Maputo, 11 Set (AIM) – O Governo moçambicano desafiou hoje, em Maputo, as empresas sul-coreanas a investir no processamento local de minerais críticos, bem como do gás natural.
A medida visa acelerar a industrialização, gerar mais empregos e aumentar o valor da economia nacional.
A Secretária de Estado da Indústria, Custódia Paúnde, afirmou que o Governo pretende deixar de ser apenas exportador de matérias-primas.
Defendeu, por isso, maior participação de empresas sul-coreanas no processamento destes recursos, bem como no desenvolvimento das indústrias metalúrgica, química e alimentar.
“Não pretendemos ser apenas um exportador de matérias-primas brutas. Queremos que as empresas coreanas, mundialmente reconhecidas pelo seu avanço tecnológico, se juntem a nós para investir no processamento local dos nossos recursos”, disse Paúnde, falando na abertura do Fórum de Negócios Moçambique-Coreia do Sul.
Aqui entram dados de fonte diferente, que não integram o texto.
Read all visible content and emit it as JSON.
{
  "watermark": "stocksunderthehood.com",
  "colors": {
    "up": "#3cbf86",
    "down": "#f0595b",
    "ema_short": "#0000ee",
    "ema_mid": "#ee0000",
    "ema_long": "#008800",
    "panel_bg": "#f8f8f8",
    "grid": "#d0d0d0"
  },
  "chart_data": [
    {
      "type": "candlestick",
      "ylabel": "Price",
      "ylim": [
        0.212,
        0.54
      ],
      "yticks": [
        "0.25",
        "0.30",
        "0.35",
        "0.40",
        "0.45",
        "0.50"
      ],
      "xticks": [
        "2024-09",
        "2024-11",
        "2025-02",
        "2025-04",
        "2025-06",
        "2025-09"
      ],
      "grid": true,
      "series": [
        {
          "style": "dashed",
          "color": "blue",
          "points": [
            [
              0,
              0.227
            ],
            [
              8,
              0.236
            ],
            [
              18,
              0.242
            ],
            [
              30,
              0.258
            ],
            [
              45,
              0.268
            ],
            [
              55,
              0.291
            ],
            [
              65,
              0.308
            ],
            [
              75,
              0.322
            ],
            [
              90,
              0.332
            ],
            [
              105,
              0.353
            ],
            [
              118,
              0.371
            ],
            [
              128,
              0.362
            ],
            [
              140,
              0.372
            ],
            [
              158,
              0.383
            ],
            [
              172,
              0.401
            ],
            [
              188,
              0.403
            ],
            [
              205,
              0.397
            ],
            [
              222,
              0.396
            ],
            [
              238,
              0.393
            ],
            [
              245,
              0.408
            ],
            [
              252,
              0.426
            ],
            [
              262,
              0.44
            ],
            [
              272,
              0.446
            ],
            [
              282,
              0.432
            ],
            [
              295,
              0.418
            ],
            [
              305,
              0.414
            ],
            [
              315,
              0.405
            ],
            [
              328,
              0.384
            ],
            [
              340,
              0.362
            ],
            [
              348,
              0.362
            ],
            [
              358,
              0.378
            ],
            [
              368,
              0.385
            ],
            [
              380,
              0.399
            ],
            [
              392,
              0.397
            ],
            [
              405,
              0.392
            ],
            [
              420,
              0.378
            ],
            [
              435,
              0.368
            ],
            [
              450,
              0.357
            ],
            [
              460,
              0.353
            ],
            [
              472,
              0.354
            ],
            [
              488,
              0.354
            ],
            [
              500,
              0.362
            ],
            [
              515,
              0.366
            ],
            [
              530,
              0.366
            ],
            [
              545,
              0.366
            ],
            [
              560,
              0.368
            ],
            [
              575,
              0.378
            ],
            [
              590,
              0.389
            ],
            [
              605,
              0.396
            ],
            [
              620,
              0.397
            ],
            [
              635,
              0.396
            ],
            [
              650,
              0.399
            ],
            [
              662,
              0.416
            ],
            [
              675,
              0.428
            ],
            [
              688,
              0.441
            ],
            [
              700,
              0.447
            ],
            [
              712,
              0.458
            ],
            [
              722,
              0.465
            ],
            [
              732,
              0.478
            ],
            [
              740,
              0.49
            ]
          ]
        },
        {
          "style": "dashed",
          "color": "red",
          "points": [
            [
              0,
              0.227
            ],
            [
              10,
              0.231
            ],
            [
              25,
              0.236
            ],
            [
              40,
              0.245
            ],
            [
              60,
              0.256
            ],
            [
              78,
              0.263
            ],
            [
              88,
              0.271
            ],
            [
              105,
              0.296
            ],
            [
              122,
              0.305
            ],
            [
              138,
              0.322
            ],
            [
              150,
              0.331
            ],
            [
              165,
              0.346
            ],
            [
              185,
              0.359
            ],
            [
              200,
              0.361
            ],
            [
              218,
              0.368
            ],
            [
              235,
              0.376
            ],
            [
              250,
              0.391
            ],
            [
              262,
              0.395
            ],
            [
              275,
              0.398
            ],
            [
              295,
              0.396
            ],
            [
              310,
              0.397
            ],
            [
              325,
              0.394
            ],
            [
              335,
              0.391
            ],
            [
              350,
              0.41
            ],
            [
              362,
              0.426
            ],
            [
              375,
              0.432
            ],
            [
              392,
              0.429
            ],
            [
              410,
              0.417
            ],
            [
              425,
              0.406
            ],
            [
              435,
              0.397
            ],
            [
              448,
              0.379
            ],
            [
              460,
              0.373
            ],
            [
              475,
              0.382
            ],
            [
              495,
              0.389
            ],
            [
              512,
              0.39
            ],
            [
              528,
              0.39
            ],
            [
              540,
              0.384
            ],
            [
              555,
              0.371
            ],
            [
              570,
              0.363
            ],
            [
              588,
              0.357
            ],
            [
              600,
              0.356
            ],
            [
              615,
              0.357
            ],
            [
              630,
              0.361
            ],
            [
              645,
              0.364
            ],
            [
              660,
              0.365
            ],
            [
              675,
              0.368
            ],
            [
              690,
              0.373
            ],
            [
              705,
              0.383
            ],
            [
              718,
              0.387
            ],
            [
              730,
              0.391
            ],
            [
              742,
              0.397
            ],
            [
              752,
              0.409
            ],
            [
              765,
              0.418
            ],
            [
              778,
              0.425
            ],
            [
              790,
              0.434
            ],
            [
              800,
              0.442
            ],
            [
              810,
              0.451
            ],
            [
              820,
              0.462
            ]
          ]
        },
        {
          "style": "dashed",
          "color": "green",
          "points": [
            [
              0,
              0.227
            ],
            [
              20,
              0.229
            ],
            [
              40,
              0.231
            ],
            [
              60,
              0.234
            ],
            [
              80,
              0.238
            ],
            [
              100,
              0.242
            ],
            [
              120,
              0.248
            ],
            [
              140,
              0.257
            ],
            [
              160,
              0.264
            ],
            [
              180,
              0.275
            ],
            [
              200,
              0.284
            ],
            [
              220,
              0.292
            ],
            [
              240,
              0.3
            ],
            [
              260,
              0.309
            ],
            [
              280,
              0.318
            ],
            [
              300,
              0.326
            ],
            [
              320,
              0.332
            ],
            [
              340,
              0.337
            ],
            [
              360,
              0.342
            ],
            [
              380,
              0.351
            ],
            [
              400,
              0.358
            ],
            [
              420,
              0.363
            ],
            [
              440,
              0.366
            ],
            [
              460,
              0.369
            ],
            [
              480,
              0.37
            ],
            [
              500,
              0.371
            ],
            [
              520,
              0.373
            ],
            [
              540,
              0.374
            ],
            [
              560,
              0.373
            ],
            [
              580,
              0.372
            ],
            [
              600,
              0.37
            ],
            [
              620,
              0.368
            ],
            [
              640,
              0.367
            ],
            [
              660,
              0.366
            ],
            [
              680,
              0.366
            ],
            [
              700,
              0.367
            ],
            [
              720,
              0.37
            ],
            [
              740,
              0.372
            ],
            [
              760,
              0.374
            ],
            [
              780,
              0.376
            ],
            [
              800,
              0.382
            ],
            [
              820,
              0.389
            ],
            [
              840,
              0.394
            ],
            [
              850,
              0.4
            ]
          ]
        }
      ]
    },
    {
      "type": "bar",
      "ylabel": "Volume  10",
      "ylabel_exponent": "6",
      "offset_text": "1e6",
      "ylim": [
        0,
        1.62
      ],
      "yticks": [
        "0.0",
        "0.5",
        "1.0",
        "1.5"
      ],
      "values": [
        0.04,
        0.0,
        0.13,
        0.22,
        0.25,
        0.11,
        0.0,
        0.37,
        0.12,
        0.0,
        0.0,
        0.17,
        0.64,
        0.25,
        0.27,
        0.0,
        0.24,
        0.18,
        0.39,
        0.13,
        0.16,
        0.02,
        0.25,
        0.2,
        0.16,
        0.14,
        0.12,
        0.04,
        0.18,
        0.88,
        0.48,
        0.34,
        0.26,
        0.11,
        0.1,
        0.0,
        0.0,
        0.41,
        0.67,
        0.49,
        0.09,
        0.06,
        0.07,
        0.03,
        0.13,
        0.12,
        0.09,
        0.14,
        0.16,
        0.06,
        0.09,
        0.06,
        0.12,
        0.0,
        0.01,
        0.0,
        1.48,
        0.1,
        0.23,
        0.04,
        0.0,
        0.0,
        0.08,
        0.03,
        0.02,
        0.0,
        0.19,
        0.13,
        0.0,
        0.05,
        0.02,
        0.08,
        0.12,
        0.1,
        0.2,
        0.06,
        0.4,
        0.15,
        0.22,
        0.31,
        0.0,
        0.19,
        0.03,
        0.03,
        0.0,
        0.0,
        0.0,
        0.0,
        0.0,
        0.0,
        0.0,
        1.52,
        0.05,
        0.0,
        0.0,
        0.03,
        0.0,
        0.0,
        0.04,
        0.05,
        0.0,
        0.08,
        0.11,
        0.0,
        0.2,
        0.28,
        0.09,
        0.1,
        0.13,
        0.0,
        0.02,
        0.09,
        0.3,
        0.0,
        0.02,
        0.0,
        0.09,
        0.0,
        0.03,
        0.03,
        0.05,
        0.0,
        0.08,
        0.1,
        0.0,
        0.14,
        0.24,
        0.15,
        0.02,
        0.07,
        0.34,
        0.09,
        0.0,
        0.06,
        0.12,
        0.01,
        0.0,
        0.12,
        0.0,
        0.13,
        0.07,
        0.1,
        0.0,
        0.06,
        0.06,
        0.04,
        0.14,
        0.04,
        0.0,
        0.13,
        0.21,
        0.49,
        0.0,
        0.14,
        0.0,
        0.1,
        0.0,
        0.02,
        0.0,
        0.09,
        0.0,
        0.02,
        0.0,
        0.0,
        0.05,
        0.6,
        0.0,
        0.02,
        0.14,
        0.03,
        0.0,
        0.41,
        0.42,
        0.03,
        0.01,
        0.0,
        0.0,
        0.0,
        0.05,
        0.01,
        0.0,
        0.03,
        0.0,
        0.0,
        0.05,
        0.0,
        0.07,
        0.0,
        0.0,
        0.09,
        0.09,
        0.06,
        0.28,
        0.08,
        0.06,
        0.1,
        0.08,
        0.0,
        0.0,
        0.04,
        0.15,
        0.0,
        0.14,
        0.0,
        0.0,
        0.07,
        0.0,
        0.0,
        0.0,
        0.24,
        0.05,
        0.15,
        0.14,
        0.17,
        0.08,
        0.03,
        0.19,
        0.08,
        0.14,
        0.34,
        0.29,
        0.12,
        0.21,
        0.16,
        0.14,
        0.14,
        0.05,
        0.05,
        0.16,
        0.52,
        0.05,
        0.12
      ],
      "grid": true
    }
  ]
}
Paúnde destacou a experiência da Coreia do Sul na industrialização e inovação, considerando que esta pode contribuir para a transformação económica do país, particularmente nas áreas de energias verdes, tecnologia e descarbonização das cadeias de valor.
Assegurou ainda que o Governo está empenhado em implementar reformas para melhorar o ambiente de negócios, oferecendo maior segurança e previsibilidade aos investidores privados.
Por seu turno, o Presidente da Confederação das Associações Económicas de Moçambique (CTA), Álvaro Massingue, defendeu maior participação das empresas moçambicanas nos investimentos sul-coreanos, através da transferência de tecnologia, desenvolvimento de competências, fornecimento local de bens e serviços e criação de empresas conjuntas.
“Os relacionamentos de negócios não são construídos apenas através da cooperação governo-a-governo, mas, acima de tudo, através do envolvimento directo entre as empresas, os investidores e os empreendedores”, afirmou Massingue.
O dirigente apontou o gás natural, energia, infra-estruturas, agricultura, manufactura, logística e mineração como sectores com elevado potencial de cooperação.
Massingue salientou que Moçambique procura parceiros capazes de trazer tecnologia, capital, inovação e acesso aos mercados internacionais.
Afirmou que a cooperação deve contribuir para maximizar a criação de valor local, através do desenvolvimento de indústrias e serviços e da integração das empresas moçambicanas nas cadeias de valor.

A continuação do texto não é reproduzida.